Mokuba wheels around to face me, beaming up at me with a

face that is so full of life,

so full of energy that I stare for a moment. Life is still

alien to me, and although my consciousness

is now gathered in one place, I still am so afraid that I'll just be pulled loose

from this body by the gentle breeze, pulled

loose and returned to my metal prison beneath the waves.

Thinking about this, I become sad and almost scared– but I look

into Mokuba's eyes, and my fear flees.

Mokuba

we are complete at last, Noa and I. we,

the shadow children ignored by all, two ghosts,

have finally found hope and love. my broken body,

so abused by myself above all,

will never change now, never heal, but I am only slightly sad.

Noa doesn't see these useless legs,

this evil chair that is my captor and my savior,

he sees me whole. he sees my mind, my soul, my very consciousness.

and I finally know

finally know the answer to my life's question: whether it's worse to be broken

in mind or body, and I know I'd rather

suffer this fate than Ryou's.

we shadow children, we quiet ones left at the side,

have finally found a home in each other's hearts.
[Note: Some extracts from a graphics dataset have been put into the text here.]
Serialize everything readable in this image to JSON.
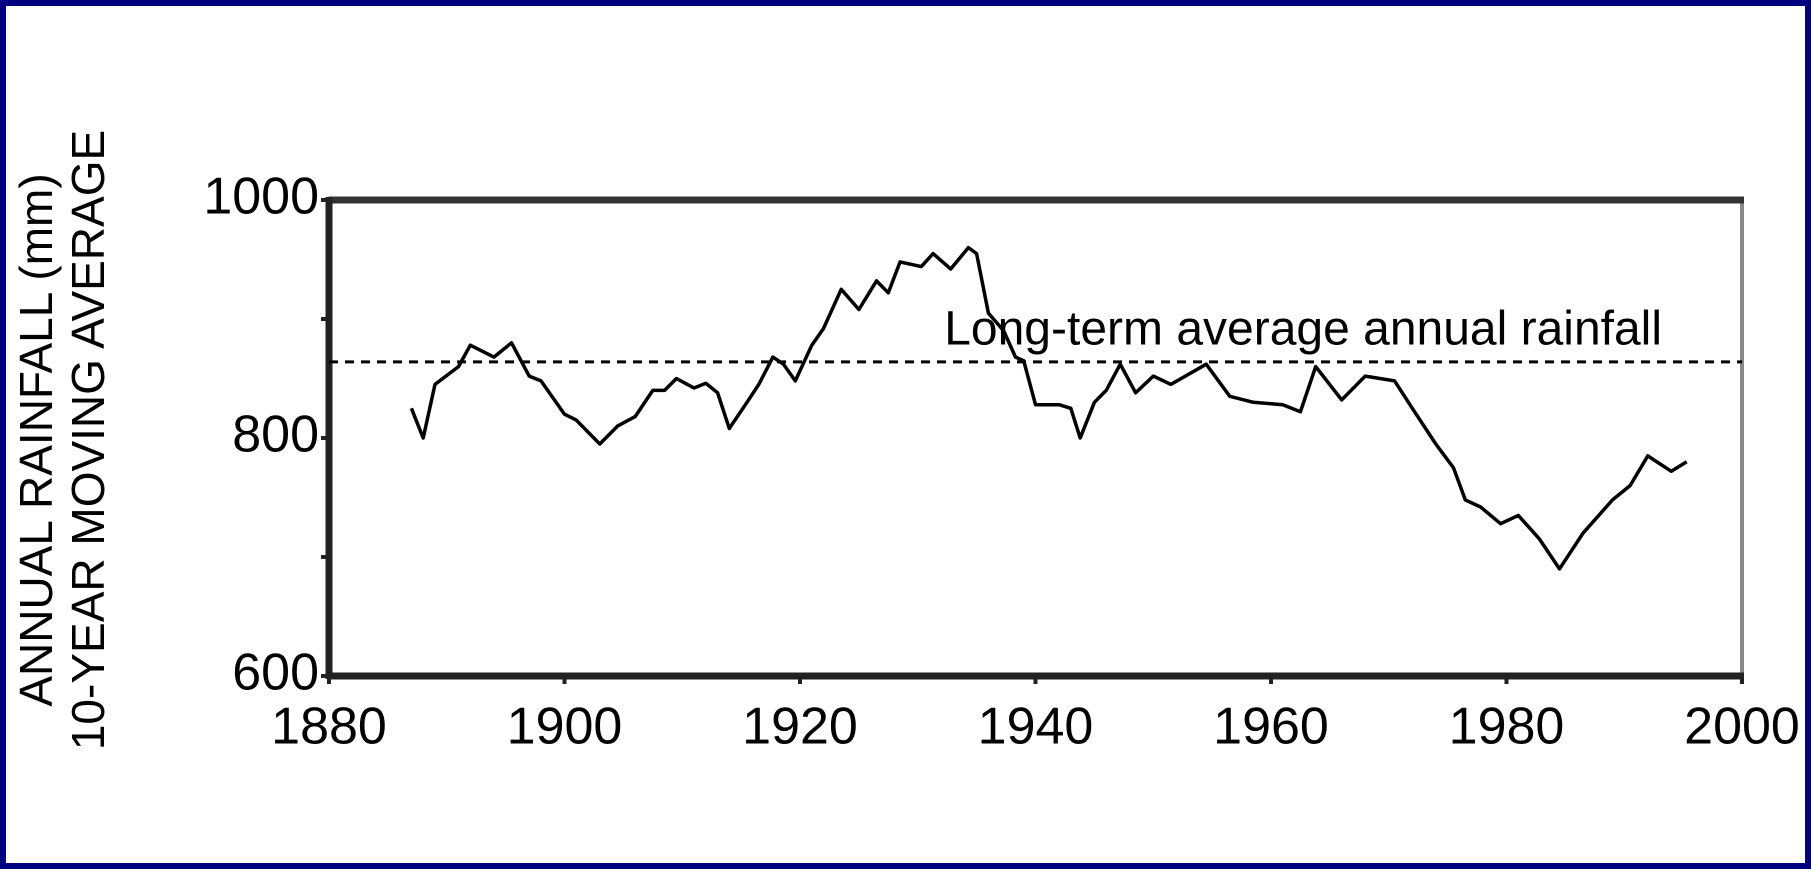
{
  "chart_data": {
    "type": "line",
    "ylabel": [
      "ANNUAL RAINFALL (mm)",
      "10-YEAR MOVING AVERAGE"
    ],
    "x": [
      1887,
      1888,
      1889,
      1891,
      1892,
      1894,
      1895.5,
      1897,
      1898,
      1900,
      1901,
      1903,
      1904.5,
      1906,
      1907.5,
      1908.5,
      1909.5,
      1911,
      1912,
      1913,
      1914,
      1915.5,
      1916.5,
      1917.7,
      1918.6,
      1919.6,
      1921,
      1922,
      1923.5,
      1925,
      1926.5,
      1927.5,
      1928.5,
      1930.3,
      1931.3,
      1932.8,
      1934.3,
      1935,
      1936,
      1937.3,
      1938.3,
      1939,
      1940,
      1942,
      1943,
      1943.8,
      1945,
      1946,
      1947.2,
      1948.5,
      1950,
      1951.5,
      1954.5,
      1956.5,
      1958.5,
      1961,
      1962.5,
      1963.8,
      1966,
      1968,
      1970.5,
      1972,
      1974,
      1975.5,
      1976.5,
      1977.8,
      1979.5,
      1981,
      1982.8,
      1984.5,
      1986.5,
      1989,
      1990.5,
      1992,
      1994,
      1995.3
    ],
    "values": [
      825,
      800,
      845,
      860,
      878,
      868,
      880,
      852,
      848,
      820,
      815,
      795,
      810,
      818,
      840,
      840,
      850,
      842,
      846,
      838,
      808,
      830,
      845,
      868,
      862,
      848,
      878,
      892,
      925,
      908,
      932,
      922,
      948,
      944,
      955,
      942,
      960,
      955,
      905,
      890,
      868,
      865,
      828,
      828,
      825,
      800,
      830,
      840,
      862,
      838,
      852,
      845,
      862,
      835,
      830,
      828,
      822,
      860,
      832,
      852,
      848,
      825,
      795,
      775,
      748,
      742,
      728,
      735,
      715,
      690,
      720,
      748,
      760,
      785,
      772,
      780
    ],
    "color": "#000000",
    "xlim": [
      1880,
      2000
    ],
    "xticks": [
      1880,
      1900,
      1920,
      1940,
      1960,
      1980,
      2000
    ],
    "ylim": [
      600,
      1000
    ],
    "yticks": [
      600,
      800,
      1000
    ],
    "yminor_ticks": [
      700,
      900
    ],
    "reference_line": {
      "value": 864,
      "label": "Long-term average annual rainfall",
      "style": "dashed"
    }
  }
}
as we slip the rings onto each other's fingers,

I'm dancing somehow,

although my legs are useless. I'm dancing

in my heart, so happy today.

and I look at Seto,

and he sees me, really sees me, for the first time.

his eyes light up with recognition,

and I know I'm no longer his crippled little brother.

I'm loved, and that's all

I really needed.

go on in life, young one.

stay the course, stay true and you will find happiness

in the hard times; gems in the rough, as you and Noa found each other.


(cries) Oh, it's over. Wow. And it's actually a happy ending, for once. I really didn't see that coming, and I'm the one writing the damn thing... Oh well. I know I don't do hopeful and upbeat too well, but I hope this doesn't suck...

Happy Yu-Gi-Oh watching/reading, everyone, and thank you to all of my readers!